A classificação de tudo o que tem passado pelo festival, sob um epíteto generalista e que todos acomode sem ferir a individualidade das várias expressões, poderia dar-se sob o selo de experimental. São raríssimos os espectáculos que seguem um guião, pré-formatados ao estilo de canção entrecortada por aplausos; pelo contrário, privilegia-se a forma fluida, improvisada, inerente a estilos que vão do free jazz à electrónica electroacústica. E engane-se quem julga que se trata de jargão inacessível e sobre-intelectualizado: a oferta do Semibreve, distinta de praticamente tudo o que povoa a cultura mediada à grande escalada e distribuída em massas, pode e deve ser fruída sem pudores, com gosto e curiosidade.
Os concertos são o cerne do festival, e, a haver um tema explícito para esta edição, seria porventura a colaboração. O espectáculo de abertura, na quinta-feira, ficou a cargo de CV & JAB (ou seja, Christina Vantzou e John Also Bennett) no Santuário do Bom Jesus do Monte, que nos abrigava de um certo tipo de chuva que parece cair de forma especial em Braga. Ouvimos uma interpretação livre dum trabalho conjunto de ambos, enquanto dispunham de piano, uma flauta, e muita instrumentação digital — construíram, a partir disso, a sua música, numa arquitectura indefinida e algo frágil, enquanto a baixa iluminação convidava uma espécie de meditação. Na posterior escuta do disco, reconheço alguns dos elementos e motivos sonoros dessa noite, mas não todos: a dada altura do concerto, surgem gravações de sons que nos são obviamente familiares, e quando reapropriados na performance, soltam-se da sua origem e manifestam-se apenas como sons, ora cortantemente agudos ora ritmadamente percutivos.
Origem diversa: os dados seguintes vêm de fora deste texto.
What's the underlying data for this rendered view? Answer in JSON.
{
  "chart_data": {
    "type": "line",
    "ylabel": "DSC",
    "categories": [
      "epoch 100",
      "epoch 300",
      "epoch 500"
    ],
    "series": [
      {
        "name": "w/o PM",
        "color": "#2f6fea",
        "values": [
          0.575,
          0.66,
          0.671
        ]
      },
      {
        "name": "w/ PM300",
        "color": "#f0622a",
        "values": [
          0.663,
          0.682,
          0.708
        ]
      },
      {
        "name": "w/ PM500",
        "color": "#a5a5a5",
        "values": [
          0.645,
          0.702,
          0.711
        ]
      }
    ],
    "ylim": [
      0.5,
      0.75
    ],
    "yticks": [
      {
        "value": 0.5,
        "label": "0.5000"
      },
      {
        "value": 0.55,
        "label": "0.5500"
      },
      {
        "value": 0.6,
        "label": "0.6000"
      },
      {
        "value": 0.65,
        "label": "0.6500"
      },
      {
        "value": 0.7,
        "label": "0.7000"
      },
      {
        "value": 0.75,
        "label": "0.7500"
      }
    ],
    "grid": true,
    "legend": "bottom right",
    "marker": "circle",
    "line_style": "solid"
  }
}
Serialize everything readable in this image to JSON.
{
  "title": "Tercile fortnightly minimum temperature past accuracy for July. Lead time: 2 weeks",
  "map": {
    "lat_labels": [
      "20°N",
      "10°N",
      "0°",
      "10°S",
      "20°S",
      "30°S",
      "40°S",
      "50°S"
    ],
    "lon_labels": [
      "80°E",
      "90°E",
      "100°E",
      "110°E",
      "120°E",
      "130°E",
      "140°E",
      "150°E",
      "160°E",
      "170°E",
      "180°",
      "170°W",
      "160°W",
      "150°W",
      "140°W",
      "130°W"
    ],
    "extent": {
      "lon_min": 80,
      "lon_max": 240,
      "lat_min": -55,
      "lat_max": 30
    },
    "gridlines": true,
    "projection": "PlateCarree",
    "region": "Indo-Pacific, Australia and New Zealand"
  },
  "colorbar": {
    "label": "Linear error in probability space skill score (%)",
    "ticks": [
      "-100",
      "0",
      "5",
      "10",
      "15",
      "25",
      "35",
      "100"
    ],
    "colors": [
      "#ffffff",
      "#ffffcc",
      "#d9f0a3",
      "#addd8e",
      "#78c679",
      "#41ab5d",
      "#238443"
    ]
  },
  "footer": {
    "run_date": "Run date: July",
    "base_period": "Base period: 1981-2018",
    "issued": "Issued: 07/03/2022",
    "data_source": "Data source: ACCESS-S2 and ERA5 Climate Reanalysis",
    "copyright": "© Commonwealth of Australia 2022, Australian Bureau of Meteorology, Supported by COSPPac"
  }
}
Houve outras parcerias ao longo do festival. Na primeira noite de concertos no Theatro Circo, Zeena Parkins partilhou o palco com André Gonçalves, para que uma harpa preparada, e mais algumas geringonças, produzissem sons alienígenas e dialogassem com o sintetizador modular, numa exploração guiada, sobretudo, por um sentido de curiosidade; logo depois, Klara Lewis e Nik Void, num registo que a espaços se aproximava do formato de canção (uma sequência de ideias breves, com dois ou três minutos), trilharam texturas industriais e ritmadas para, com o recurso a autotune e alguns truques melódicos, intuírem aproximações ao universo pop. E quando, no dia seguinte, Oliver Coates e Laurel Halo levaram a concerto o que parece ser fruto de uma relação em vários capítulos, ficou no ouvido um momento que, sem desprimor, consideramos o mais acessível de todo o festival: o violoncelista, que participou em Raw Silk Uncut Wood e também na banda sonora de Possessed — ambos lançados por Laurel Halo —, prestou-se a conduzir uma narrativa cinemática, território minimal que é parco em gestos arriscados, e que privilegia a repetição. Não surpreendeu quando ouvimos cá fora, nos momentos em que o público mede entre si impressões imediatas do que foi experienciado, ter sido um enorme sucesso sublime — e há quem faça destes momentos um esgrima intelectual, que urge apreciar.
A edição deste ano introduz no cartaz as durational performances; como o nome indica, a sua duração é factor de forma. Para o efeito, ocuparam-se dois espaços já habituais — a Capela Imaculada do Seminário Menor e o Salão Medieval da Universidade do Minho —, que ficaram aos cuidados de Flora Yin-Wong e da colaboração entre Yvette Janine Jackson & Judith Hamann, respectivamente. Ao longo de três horas, o espaço é cartografado por um sistema de som quadrofónico, que idealmente provocará um diálogo com a própria arquitectura do espaço, e pressupõe-se fluidez no movimento do público, assim como uma atenção mais fragmentada e exploratória. Em simultâneo com estes, ocorreram concertos de incidência em duas editoras — Mera e Turva — na Blackbox do gnration. O formato parece-nos vencedor e enquadra na filosofia do festival: os dias levam-se com calma, e há tempo para calcorrear a cidade, descobrindo locais especiais ao ritmo de cada um — ora com mais, ora com menos chuva.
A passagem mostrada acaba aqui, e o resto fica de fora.